Since my Motorola service monitor is "on the Fritz", I am using my Singer-Gertsch FM-10C service monitor. The FM-10C uses 2-each 20 dB external attenuators in series when measuring the sensitivity of receivers. Unfortunately, these attenuators are both long and fairly fragile (they stick straight out from the front panel). Therefore, I decided to build an external attenuator that uses switches to select the amount of attenuation needed to measure the sensitivity of receivers.
Basically, I chose to incorporate 2-each 6 dB, 1-each 20 dB, and 1-each 40 dB sections. Since we are dealing with voltage 6 dB attenuation cuts the signal in half and 2-each 6 dB sections cut the voltage to 1/4. A single 20 dB section reduces the signal by 10 and a single 40 dB section reduces the signal by 100.

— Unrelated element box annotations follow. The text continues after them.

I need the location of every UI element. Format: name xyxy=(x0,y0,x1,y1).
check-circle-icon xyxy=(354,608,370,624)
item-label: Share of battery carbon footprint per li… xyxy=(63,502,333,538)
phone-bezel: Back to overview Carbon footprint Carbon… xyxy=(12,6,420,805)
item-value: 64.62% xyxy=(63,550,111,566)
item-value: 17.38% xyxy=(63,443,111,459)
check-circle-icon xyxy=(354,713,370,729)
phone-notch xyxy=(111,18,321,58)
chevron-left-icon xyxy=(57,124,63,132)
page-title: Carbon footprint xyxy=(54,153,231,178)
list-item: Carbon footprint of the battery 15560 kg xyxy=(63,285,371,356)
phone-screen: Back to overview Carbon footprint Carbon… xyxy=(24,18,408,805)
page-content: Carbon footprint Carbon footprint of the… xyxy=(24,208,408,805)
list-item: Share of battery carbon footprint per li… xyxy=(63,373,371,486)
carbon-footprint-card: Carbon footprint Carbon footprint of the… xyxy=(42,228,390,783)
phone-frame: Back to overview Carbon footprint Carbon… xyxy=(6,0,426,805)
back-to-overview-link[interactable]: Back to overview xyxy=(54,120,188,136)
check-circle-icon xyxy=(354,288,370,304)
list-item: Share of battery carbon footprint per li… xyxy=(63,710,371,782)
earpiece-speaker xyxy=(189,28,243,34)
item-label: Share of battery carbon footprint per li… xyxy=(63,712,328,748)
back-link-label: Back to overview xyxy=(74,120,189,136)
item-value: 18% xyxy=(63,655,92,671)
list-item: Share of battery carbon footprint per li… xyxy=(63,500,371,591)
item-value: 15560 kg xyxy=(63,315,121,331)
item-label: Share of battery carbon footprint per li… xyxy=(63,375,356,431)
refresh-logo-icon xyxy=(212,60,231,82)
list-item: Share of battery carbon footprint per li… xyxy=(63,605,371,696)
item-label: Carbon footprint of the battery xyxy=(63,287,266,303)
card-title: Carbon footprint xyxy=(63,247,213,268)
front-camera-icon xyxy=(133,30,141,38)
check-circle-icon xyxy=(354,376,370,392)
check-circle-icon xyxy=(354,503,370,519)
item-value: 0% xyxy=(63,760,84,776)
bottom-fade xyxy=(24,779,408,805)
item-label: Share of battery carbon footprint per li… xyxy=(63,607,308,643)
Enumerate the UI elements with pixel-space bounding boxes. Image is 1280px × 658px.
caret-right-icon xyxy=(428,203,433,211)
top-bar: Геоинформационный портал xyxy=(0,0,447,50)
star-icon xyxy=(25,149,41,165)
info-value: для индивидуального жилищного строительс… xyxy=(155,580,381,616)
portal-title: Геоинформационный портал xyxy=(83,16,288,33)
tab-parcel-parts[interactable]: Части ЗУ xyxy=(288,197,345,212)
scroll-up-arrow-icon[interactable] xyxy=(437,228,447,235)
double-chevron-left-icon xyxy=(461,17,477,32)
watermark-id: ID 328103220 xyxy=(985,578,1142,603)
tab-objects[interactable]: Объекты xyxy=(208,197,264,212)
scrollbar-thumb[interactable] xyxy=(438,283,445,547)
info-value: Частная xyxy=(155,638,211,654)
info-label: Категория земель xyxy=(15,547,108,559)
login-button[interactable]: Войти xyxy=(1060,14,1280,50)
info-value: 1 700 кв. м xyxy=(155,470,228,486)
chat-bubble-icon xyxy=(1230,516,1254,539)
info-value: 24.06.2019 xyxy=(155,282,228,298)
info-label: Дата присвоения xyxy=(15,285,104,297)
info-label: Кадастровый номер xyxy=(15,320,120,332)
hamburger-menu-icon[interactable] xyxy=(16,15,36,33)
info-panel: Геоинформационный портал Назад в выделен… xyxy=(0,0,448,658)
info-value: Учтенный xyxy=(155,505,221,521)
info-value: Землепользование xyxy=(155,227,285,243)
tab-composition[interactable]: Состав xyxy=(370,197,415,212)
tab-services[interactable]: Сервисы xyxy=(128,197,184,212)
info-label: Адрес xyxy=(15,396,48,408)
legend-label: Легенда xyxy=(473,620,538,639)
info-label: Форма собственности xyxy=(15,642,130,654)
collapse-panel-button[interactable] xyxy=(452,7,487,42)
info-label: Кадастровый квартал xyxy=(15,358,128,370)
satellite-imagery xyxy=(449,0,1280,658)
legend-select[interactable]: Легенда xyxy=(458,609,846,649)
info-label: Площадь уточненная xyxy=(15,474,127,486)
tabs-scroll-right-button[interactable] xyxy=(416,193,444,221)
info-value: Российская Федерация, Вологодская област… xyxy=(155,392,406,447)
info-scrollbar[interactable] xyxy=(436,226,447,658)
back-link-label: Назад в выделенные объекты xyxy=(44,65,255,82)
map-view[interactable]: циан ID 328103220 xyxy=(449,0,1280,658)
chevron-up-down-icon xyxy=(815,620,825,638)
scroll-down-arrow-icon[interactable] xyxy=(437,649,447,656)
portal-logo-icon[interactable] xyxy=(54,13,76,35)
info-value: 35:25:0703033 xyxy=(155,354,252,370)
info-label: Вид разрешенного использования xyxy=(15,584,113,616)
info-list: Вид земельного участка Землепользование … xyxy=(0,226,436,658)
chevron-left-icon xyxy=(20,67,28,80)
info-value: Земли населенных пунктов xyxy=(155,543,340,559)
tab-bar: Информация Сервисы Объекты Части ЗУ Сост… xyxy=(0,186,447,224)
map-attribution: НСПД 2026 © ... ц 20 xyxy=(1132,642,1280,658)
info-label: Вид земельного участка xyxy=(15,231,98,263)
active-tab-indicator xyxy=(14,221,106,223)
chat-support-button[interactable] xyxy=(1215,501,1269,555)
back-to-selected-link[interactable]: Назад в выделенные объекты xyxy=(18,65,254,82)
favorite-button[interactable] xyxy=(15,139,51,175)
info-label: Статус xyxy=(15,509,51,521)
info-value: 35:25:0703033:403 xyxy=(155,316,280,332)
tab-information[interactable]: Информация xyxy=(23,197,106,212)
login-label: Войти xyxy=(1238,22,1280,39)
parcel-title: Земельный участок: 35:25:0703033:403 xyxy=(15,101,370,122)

Most of the time spent building the attenuator was selecting resistor values that came within at least 1-percent of the "ideal" values. To accomplish this, I measured individual resistors with a digital multimeter and selected, in virtually all cases, 2-individual resistors which, when put in series, came the closest to the "ideal" value. In all cases, the total resistance was well within 1-percent and in a couple of cases within less than 0.1-percent.
The "ideal" value of the resistors was calculated using the "on-line" calculator located at
Just "throwing" a switch is much easier than adding and removing the external attenuators.
The aluminum "mini-box" and the slide switches came from Radio Shack. The truth be known, Radio Shack has the best value on aluminum mini-boxes these days at $3.29 each. They were $2.99 but the price went up around 6-months ago. I usually "buy out" the supply of these mini-boxes at my local Radio Shack whenever I am there. I know that some day they will no longer stock them and, therefore, I try to keep a number of them "on hand" for all sorts of projects.